Мейзи хотелось кричать: «Ужас! Ужас!» (Вот уехала от своих; ведь говорили же ей, предупреждали.)
Зачем она не осталась дома! И Мейзи заплакала, ухватясь за железную шишечку.
Девчонка, думала миссис Демпстер (которая сберегала крошки для белок и часто завтракала в Риджентс-Парке), пока не знает, что к чему; да, оно лучше – быть покрепче, и не суетиться, и не ждать от жизни уж чересчур много. Перси пьет. А все равно лучше сына иметь, думала миссис Демпстер. Ей несладко пришлось, и ей было просто смешно глядеть на эту девчонку. Ладно, вот выйдешь замуж. Ты из себя-то ничего, думала миссис Демпстер. Выйдешь замуж, тогда и узнаешь. Стряпня, то да се. У каждого мужика своя повадка. Знать бы все заранее – я б согласилась, а? – думала миссис Демпстер, и ей очень хотелось шепнуть кое-что Мейзи Джонсон и почувствовать на изношенном, старом лице поцелуй; чтоб ее поцеловали. Из жалости. Да, тяжелая была жизнь, думала миссис Демпстер. Чего только не отняла. Радость; внешность и ноги. (Она подтянула под юбку культи.)
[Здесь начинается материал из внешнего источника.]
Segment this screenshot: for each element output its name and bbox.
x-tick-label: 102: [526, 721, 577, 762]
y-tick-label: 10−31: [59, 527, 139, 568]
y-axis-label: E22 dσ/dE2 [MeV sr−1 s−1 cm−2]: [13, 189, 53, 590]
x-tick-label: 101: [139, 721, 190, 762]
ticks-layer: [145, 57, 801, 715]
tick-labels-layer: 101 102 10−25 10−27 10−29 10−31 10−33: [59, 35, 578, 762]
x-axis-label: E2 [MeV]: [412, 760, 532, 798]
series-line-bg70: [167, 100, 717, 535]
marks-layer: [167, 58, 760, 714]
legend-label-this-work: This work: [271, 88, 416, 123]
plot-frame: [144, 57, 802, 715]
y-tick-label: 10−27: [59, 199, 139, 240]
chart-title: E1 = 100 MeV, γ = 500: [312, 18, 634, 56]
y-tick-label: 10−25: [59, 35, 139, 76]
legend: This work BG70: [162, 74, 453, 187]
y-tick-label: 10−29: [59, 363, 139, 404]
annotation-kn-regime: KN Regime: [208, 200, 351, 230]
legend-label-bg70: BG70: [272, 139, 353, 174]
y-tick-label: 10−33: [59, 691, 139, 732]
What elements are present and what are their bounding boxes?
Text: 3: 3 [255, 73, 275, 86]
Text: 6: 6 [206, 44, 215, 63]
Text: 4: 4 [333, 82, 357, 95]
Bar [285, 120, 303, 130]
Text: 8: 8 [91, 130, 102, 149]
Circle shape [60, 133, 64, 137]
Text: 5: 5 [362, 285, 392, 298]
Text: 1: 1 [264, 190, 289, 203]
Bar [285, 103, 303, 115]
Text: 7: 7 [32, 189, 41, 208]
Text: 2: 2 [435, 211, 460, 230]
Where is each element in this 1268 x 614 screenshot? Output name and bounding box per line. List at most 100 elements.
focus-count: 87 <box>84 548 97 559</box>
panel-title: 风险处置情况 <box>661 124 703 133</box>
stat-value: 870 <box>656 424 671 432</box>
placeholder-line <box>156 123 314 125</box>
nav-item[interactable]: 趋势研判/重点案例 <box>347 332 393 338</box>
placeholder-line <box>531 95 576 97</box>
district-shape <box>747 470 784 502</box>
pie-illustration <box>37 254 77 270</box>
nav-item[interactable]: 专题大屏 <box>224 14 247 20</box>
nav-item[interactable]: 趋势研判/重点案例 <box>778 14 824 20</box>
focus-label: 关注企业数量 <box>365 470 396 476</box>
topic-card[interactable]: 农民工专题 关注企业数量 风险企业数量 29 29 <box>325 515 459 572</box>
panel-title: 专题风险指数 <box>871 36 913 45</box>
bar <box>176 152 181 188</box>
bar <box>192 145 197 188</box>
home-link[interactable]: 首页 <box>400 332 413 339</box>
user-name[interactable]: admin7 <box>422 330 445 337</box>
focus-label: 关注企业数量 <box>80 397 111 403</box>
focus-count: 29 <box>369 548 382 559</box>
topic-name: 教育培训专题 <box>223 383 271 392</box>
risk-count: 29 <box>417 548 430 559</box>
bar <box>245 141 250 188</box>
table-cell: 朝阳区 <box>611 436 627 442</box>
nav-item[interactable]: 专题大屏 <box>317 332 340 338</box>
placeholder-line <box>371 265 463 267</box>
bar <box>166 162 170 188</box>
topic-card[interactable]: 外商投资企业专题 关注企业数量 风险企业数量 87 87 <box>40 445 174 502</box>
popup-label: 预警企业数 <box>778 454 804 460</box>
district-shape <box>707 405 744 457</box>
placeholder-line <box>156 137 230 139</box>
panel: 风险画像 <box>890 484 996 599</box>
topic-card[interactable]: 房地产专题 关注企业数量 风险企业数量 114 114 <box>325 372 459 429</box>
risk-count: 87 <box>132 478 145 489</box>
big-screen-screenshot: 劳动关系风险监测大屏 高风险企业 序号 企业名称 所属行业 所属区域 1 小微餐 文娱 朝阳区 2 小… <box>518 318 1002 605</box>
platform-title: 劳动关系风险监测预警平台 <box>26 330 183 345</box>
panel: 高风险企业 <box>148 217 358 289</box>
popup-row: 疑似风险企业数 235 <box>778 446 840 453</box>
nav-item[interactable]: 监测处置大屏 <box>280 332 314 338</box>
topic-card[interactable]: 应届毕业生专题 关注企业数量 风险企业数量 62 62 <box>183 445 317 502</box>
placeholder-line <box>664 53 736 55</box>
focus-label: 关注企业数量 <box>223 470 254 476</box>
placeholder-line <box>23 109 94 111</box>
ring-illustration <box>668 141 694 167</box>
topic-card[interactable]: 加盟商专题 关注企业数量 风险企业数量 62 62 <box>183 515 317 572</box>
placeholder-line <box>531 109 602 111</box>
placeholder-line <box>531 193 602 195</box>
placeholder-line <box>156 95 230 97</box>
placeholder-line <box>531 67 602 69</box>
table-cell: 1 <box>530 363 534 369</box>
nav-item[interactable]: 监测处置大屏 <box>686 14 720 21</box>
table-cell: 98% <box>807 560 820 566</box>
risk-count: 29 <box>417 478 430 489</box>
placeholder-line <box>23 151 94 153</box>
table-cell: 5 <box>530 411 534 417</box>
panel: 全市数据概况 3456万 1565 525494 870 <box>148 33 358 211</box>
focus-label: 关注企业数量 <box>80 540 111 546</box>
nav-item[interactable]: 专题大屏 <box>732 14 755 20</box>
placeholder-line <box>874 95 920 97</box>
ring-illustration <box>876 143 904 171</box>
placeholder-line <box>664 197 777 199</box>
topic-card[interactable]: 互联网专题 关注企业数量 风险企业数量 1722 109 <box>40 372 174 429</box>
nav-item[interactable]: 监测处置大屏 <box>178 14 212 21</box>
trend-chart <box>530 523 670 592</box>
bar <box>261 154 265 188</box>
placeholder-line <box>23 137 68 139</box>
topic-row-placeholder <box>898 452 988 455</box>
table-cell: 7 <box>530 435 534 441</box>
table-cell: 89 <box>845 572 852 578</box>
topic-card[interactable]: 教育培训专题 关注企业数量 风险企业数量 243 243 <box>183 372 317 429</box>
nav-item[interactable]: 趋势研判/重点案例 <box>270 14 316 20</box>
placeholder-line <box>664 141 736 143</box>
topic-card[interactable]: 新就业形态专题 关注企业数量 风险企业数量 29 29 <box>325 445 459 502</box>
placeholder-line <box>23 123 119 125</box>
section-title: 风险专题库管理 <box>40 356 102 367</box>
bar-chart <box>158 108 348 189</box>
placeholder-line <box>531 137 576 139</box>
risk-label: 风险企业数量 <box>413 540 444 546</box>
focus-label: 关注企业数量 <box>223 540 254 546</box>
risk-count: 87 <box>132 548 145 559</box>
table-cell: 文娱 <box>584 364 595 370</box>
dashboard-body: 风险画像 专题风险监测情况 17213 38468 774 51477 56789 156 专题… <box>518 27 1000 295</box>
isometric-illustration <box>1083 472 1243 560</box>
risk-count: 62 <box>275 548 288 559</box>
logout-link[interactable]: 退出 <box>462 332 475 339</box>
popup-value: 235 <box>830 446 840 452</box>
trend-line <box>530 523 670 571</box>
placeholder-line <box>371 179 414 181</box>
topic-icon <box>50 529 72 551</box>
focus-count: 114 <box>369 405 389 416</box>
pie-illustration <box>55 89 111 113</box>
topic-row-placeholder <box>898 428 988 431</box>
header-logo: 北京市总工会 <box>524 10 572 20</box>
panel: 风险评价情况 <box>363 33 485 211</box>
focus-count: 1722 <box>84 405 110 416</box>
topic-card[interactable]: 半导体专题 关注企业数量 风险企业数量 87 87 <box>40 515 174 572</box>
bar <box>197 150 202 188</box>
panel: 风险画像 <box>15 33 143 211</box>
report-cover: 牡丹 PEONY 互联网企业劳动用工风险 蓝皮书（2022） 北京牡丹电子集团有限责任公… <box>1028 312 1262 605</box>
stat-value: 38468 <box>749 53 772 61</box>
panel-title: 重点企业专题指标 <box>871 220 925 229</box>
Внешность, думала она горько. Все дребедень, моя милочка. Есть, да пить, да вместе спать в добрые и черные дни; тут не до внешности; но если желаешь знать, Кэрри Демпстер ни за что бы не поменялась ни с кем, ни за какие коврижки. Ей только хотелось, чтоб ее пожалели. Пожалели за то, что все миновало. Чтоб Мейзи Джонсон ее пожалела, которая стояла возле клумбы с цветочками.
Ах да – аэроплан! Миссис Демпстер всегда хотелось увидеть дальние страны. У нее был племянник-миссионер. (Аэроплан бог знает чего выделывал, кувыркался.) Она всегда далеко заплывала в Маргейте, конечно, не так чтоб совсем не видно с берега, но она не терпела женщин, которые воды боятся. Он мчался и падал. У нее прямо дух захватило. Опять вверх! Там прекрасный парень сидел, миссис Демпстер об заклад была готова побиться, и все дальше, дальше летел аэроплан, летел и таял – все дальше, дальше; проплыл над Гринвичем, над всеми мачтами; над островком серых церквей, Святого Павла и прочих, туда, где за Лондоном лежат поля, и темные стоят леса, и дрозд-ловкач прыгает дерзко, глядит зорко и – хвать улитку об камень – раз-два-три!